Avec environ 15 000 visiteurs par an et des conditions climatiques extrêmement variables, le site offre un environnement d’essai particulièrement exigeant. Les enseignements tirés de ce projet visent à alimenter le développement de bâtiments plus économes en énergie et adaptés à l’usage, tant dans des zones climatiques extrêmes que dans des contextes plus tempérés.
Un environnement de test au-delà du cercle polaire
Sorrisniva se situe au-delà du cercle polaire et figure parmi les destinations norvégiennes les plus exposées aux conditions météorologiques sévères. Le resort combine des bâtiments permanents, comme l’Arctic Wilderness Lodge, et un hôtel de glace saisonnier, reconstruit chaque hiver à partir de glace et de neige. Ce contexte unique fait du site un terrain d’essai idéal, dans lequel les installations techniques sont soumises à des contraintes liées au froid, au vent et aux variations rapides de température.
Le projet pilote concerne plusieurs zones du site, dont le restaurant du lodge et le passage menant à l’entrée de l’hôtel de glace. En testant des systèmes d’accès dans des situations d’usage variées, il est possible d’évaluer leur fonctionnement dans des conditions proches de la réalité quotidienne, caractérisées par une forte fréquentation et des conditions climatiques extrêmes.
Accent sur l’efficacité énergétique et la fiabilité
L’un des objectifs principaux du projet consiste à limiter les pertes d’énergie au niveau des accès au bâtiment. Des capteurs intelligents pilotent le fonctionnement des portes automatiques en fonction des mouvements effectifs des utilisateurs, afin d’éviter des ouvertures inutiles. Cette approche permet de réduire la consommation d’énergie et de diminuer jusqu’à 50 % les émissions de CO₂, sans compromettre le confort ni l’accessibilité pour les visiteurs.
Au-delà de l’efficacité énergétique, la fiabilité constitue un autre axe central de l’étude.
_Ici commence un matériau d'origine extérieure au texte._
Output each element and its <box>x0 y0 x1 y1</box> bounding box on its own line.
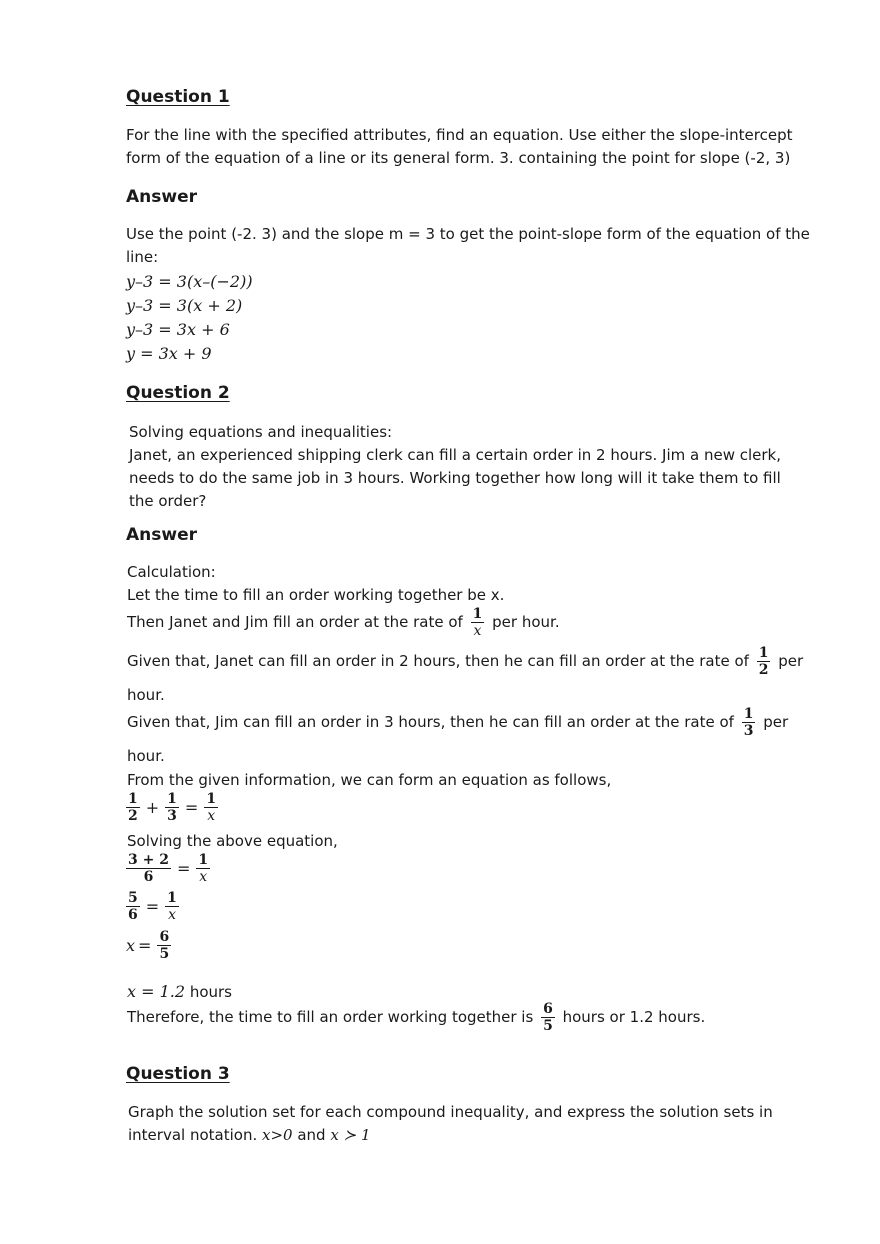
question-3-text <box>128 1101 808 1147</box>
step-1: y–3 = 3(x–(−2)) <box>126 272 253 291</box>
step-4: y = 3x + 9 <box>126 344 212 363</box>
question-2-title: Question 2 <box>126 383 230 403</box>
janet-line-post: per <box>778 652 804 670</box>
rate-line-pre: Then Janet and Jim fill an order at the rate of <box>127 613 463 631</box>
question-1-text: For the line with the specified attributes, find an equation. Use either the slope-intercept form of the equation of a line or its general form. 3. containing the point for slope (-2, 3) <box>126 126 793 167</box>
therefore-pre: Therefore, the time to fill an order working together is <box>127 1008 534 1026</box>
step-3: y–3 = 3x + 6 <box>126 320 230 339</box>
therefore-post: hours or 1.2 hours. <box>562 1008 706 1026</box>
result-math: x = 1.2 <box>127 982 186 1001</box>
jim-line <box>127 706 788 739</box>
question-3-ineq-2: x ≻ 1 <box>330 1126 371 1144</box>
fraction-1-over-2: $\frac{1}{2}$ <box>758 645 769 678</box>
question-2-line-1: Solving equations and inequalities: <box>129 423 393 441</box>
step-2: y–3 = 3(x + 2) <box>126 296 243 315</box>
janet-line <box>127 645 803 678</box>
equation-sum: $\frac{1}{2}$ + $\frac{1}{3}$ = $\frac{1}{x}$ <box>128 791 217 824</box>
answer-2-title: Answer <box>126 525 197 545</box>
question-1-title: Question 1 <box>126 87 230 107</box>
result-unit: hours <box>189 983 233 1001</box>
question-3-ineq-1: x>0 <box>262 1126 293 1144</box>
equation-step-3: x = $\frac{6}{5}$ <box>126 929 170 962</box>
fraction-6-over-5: $\frac{6}{5}$ <box>543 1001 553 1034</box>
jim-line-post: per <box>763 713 789 731</box>
therefore-line <box>127 1001 705 1034</box>
equation-step-1: $\frac{3 + 2}{6}$ = $\frac{1}{x}$ <box>128 852 209 885</box>
question-3-text-pre: Graph the solution set for each compound inequality, and express the solution sets in interval notation. <box>128 1103 773 1144</box>
question-3-and: and <box>297 1126 326 1144</box>
janet-hour: hour. <box>127 686 165 704</box>
equation-step-2: $\frac{5}{6}$ = $\frac{1}{x}$ <box>128 890 177 923</box>
janet-line-pre: Given that, Janet can fill an order in 2 hours, then he can fill an order at the rate of <box>127 652 749 670</box>
from-line: From the given information, we can form an equation as follows, <box>127 771 612 789</box>
result-line <box>127 982 232 1001</box>
let-line: Let the time to fill an order working together be x. <box>127 586 505 604</box>
rate-line <box>127 606 560 639</box>
jim-line-pre: Given that, Jim can fill an order in 3 hours, then he can fill an order at the rate of <box>127 713 734 731</box>
answer-1-steps <box>126 270 253 366</box>
fraction-1-over-3: $\frac{1}{3}$ <box>743 706 754 739</box>
solving-line: Solving the above equation, <box>127 832 338 850</box>
calc-label: Calculation: <box>127 563 216 581</box>
rate-line-post: per hour. <box>492 613 560 631</box>
jim-hour: hour. <box>127 747 165 765</box>
question-2-line-2: Janet, an experienced shipping clerk can fill a certain order in 2 hours. Jim a new clerk, needs to do the same job in 3 hours. Working together how long will it take them to fill the order? <box>129 446 782 510</box>
answer-1-text: Use the point (-2. 3) and the slope m = 3 to get the point-slope form of the equation of the line: <box>126 225 810 266</box>
fraction-1-over-x: $\frac{1}{x}$ <box>472 606 483 639</box>
question-3-title: Question 3 <box>126 1064 230 1084</box>
question-2-text <box>129 421 799 513</box>
answer-1-title: Answer <box>126 187 197 207</box>
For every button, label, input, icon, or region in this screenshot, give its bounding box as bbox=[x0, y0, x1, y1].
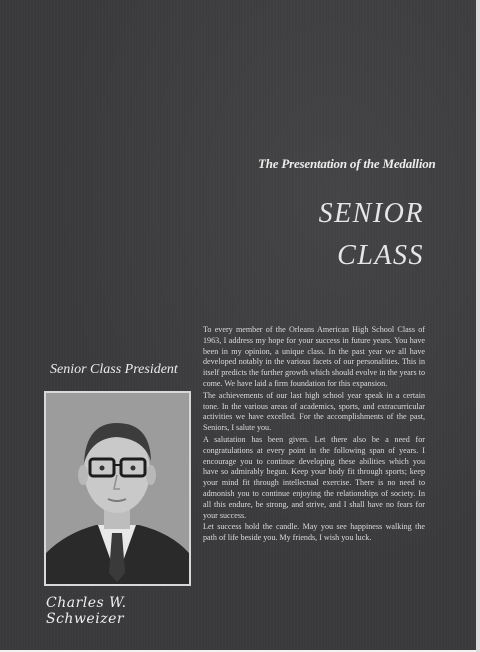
portrait-illustration bbox=[46, 393, 189, 584]
letter-paragraph-1: To every member of the Orleans American High School Class of 1963, I address my hope for your success in future years. You have been in my opinion, a unique class. In the past year we all have developed notably in the various facets of our personalities. This in itself predicts the further growth which should evolve in the years to come. We have laid a firm foundation for this expansion. bbox=[203, 325, 425, 388]
president-letter bbox=[203, 325, 425, 545]
page-title-line-2: CLASS bbox=[337, 240, 424, 271]
signature: Charles W. Schweizer bbox=[46, 595, 127, 627]
role-caption: Senior Class President bbox=[50, 362, 178, 377]
section-subtitle: The Presentation of the Medallion bbox=[258, 156, 436, 171]
page-title-line-1: SENIOR bbox=[318, 198, 424, 229]
letter-paragraph-4: Let success hold the candle. May you see happiness walking the path of life beside you. My friends, I wish you luck. bbox=[203, 522, 425, 543]
letter-paragraph-3: A salutation has been given. Let there also be a need for congratulations at every point in the following span of years. I encourage you to continue developing these abilities which you have so admirably begun. Keep your body fit through sports; keep your mind fit through intellectual exercise. There is no need to admonish you to continue enjoying the relationships of society. In all this endure, be strong, and strive, and I shall have no fears for your success. bbox=[203, 434, 425, 520]
portrait-photo bbox=[44, 391, 191, 586]
page-edge bbox=[476, 0, 480, 652]
letter-paragraph-2: The achievements of our last high school year speak in a certain tone. In the various areas of academics, sports, and extracurricular activities we have excelled. For the accomplishments of the past, Seniors, I salute you. bbox=[203, 390, 425, 433]
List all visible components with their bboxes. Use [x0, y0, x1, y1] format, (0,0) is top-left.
Dans un environnement arctique, les systèmes d’accès doivent continuer à fonctionner malgré le gel prolongé et les charges de neige. Les résultats observés dans ce contexte fournissent des indications utiles pour d’autres typologies de bâtiments soumis à des contraintes élevées, comme les plateformes logistiques, les établissements de soins ou les infrastructures publiques.
Solutions et systèmes testés
Le projet pilote intègre plusieurs technologies récentes dédiées aux systèmes d’accès. La solution MotionIQ occupe une place centrale dans le dispositif testé. Elle analyse le comportement des portes automatiques et ajuste leur fonctionnement de manière dynamique, en tenant compte des flux réels de personnes. En limitant les activations aux situations nécessaires, le système contribue à une réduction de la consommation d’énergie et des émissions de CO₂ associées. D’autres solutions complémentaires sont également testées afin d’assurer une circulation fluide et accessible des visiteurs, en tenant compte de variations importantes de fréquentation et de conditions climatiques extrêmes.
Des outils numériques font également partie du projet. EntriWorX Planner et EntriWorX Insights soutiennent la planification et le suivi des systèmes au moyen de données collectées en temps réel. ConnectorOne permet, quant à lui, de relier les différents composants à des systèmes de gestion technique du bâtiment externes, favorisant un pilotage centralisé et une gestion coordonnée des installations.
Une pertinence pour les projets de construction futurs
Si le site de Sorrisniva présente un caractère exceptionnel, la portée du projet pilote dépasse le cadre du Grand Nord. Tester des technologies dans des conditions extrêmes permet de valider plus rapidement certaines hypothèses de conception et de mieux comprendre le comportement des installations dans des situations limites.
Les enseignements tirés de cette expérience à Alta alimentent le développement de systèmes d’accès visant une meilleure efficacité énergétique, une robustesse accrue et une utilisation adaptée aux besoins des usagers. Le projet s’impose ainsi non seulement comme une expérimentation technique, mais aussi comme une référence illustrant la manière dont l’innovation peut contribuer à des bâtiments plus durables et plus performants à l’échelle mondiale.